Pig is an open-source technology that enables cost-effective storage and processing of large data sets, without requiring any specific formats. Pig is a high-level platform and uses Pig Latin language for expressing data analysis programs. Pig also features a compiler that creates sequences of MapReduce programs.
The framework processes very large data sets across hundreds to thousands of computing nodes, which makes it amenable to substantial parallelization. In simple words, we can consider Pig as a high-level mechanism that is suitable for executing MapReduce jobs on Hadoop clusters using parallel programming.

5. ZooKeeper

ZooKeeper is an open-source platform that offers a centralized infrastructure for maintaining configuration information, naming, providing distributed synchronization, and providing group services. The need of a centralized management arises when a Hadoop cluster spans 500 or more commodity servers, which is why Zookeeper has become so popular.

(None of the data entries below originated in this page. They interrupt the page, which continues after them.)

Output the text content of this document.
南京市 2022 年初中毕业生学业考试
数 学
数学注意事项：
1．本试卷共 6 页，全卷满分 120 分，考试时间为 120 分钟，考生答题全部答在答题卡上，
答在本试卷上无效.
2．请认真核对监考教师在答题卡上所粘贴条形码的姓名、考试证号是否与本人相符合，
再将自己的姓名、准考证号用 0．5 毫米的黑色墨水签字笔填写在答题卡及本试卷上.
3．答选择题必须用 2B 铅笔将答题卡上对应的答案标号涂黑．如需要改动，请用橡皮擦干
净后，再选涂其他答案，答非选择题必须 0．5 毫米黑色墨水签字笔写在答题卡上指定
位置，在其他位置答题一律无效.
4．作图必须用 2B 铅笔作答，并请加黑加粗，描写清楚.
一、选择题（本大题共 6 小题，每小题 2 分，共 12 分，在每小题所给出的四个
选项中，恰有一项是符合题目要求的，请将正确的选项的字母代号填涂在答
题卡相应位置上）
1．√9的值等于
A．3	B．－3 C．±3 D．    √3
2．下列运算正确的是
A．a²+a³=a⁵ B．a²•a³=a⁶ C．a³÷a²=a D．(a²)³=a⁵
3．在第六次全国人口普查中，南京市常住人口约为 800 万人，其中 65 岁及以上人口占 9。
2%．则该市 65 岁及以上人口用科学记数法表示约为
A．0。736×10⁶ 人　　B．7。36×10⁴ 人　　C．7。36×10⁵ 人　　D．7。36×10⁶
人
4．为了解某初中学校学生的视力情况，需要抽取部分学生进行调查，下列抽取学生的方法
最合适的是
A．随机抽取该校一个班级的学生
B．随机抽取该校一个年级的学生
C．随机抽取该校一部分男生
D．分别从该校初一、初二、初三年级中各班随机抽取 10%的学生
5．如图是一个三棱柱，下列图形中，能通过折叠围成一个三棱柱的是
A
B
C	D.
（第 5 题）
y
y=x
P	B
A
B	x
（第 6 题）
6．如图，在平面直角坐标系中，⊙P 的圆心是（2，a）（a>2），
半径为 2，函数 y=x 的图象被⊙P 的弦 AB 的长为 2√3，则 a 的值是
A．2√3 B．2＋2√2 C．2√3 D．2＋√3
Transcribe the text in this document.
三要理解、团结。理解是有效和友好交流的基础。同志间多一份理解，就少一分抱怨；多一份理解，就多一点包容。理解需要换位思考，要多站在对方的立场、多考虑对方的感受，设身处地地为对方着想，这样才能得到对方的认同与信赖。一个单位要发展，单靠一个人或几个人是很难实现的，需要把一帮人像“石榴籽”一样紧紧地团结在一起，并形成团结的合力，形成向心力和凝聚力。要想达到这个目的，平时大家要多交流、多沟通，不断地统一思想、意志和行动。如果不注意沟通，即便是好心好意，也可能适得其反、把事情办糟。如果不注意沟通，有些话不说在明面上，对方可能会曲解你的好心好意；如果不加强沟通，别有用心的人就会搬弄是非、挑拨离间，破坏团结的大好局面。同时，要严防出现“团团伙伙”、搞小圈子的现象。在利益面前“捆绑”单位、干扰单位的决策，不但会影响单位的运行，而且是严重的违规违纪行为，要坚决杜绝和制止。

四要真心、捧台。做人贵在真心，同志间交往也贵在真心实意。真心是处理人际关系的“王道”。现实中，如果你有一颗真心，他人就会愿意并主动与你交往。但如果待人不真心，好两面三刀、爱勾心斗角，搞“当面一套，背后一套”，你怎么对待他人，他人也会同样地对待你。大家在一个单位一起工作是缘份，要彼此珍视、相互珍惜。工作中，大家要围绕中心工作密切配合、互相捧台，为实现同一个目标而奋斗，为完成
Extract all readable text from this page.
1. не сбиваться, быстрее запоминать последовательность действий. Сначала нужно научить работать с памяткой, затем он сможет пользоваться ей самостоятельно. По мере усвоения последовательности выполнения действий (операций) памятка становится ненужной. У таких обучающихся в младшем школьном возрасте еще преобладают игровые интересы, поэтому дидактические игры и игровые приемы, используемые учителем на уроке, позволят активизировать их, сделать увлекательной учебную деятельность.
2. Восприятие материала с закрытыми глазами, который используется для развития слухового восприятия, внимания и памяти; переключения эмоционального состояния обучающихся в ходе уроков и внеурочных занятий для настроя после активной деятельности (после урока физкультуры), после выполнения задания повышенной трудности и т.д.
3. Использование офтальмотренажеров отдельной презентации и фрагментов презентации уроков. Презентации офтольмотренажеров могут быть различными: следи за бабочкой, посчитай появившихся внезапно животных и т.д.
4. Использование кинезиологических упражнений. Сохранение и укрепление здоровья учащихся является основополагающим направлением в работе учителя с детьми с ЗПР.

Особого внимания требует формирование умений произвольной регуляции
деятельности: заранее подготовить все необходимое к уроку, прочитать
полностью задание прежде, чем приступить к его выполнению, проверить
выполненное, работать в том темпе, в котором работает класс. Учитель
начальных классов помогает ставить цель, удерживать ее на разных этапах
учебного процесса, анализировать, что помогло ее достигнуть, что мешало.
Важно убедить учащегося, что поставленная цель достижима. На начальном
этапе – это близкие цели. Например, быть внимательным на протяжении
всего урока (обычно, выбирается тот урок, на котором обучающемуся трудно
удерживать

ZooKeeper also avoids the single point of failure situation as it replicates data over a set of hosts, and the servers are in sync with each other. Although Java and C are currently used for ZooKeeper applications, Python, Perl, and REST interfaces could also be used someday for ZooKeeper applications.
Apache Hadoop is a great platform for big data analytics and there are various other technologies, like NOSQL, Avro, Oozie, and Sqoop, available in the tech market that makes Hadoop ecosystem very versatile. You must carefully assess big data analytics needs of your business before jumping on a Hadoop technology so that you get the best results. Hadoop big data analytics has already helped many businesses to touch new heights, you can also help your business grow by using Hadoop analytics for data science.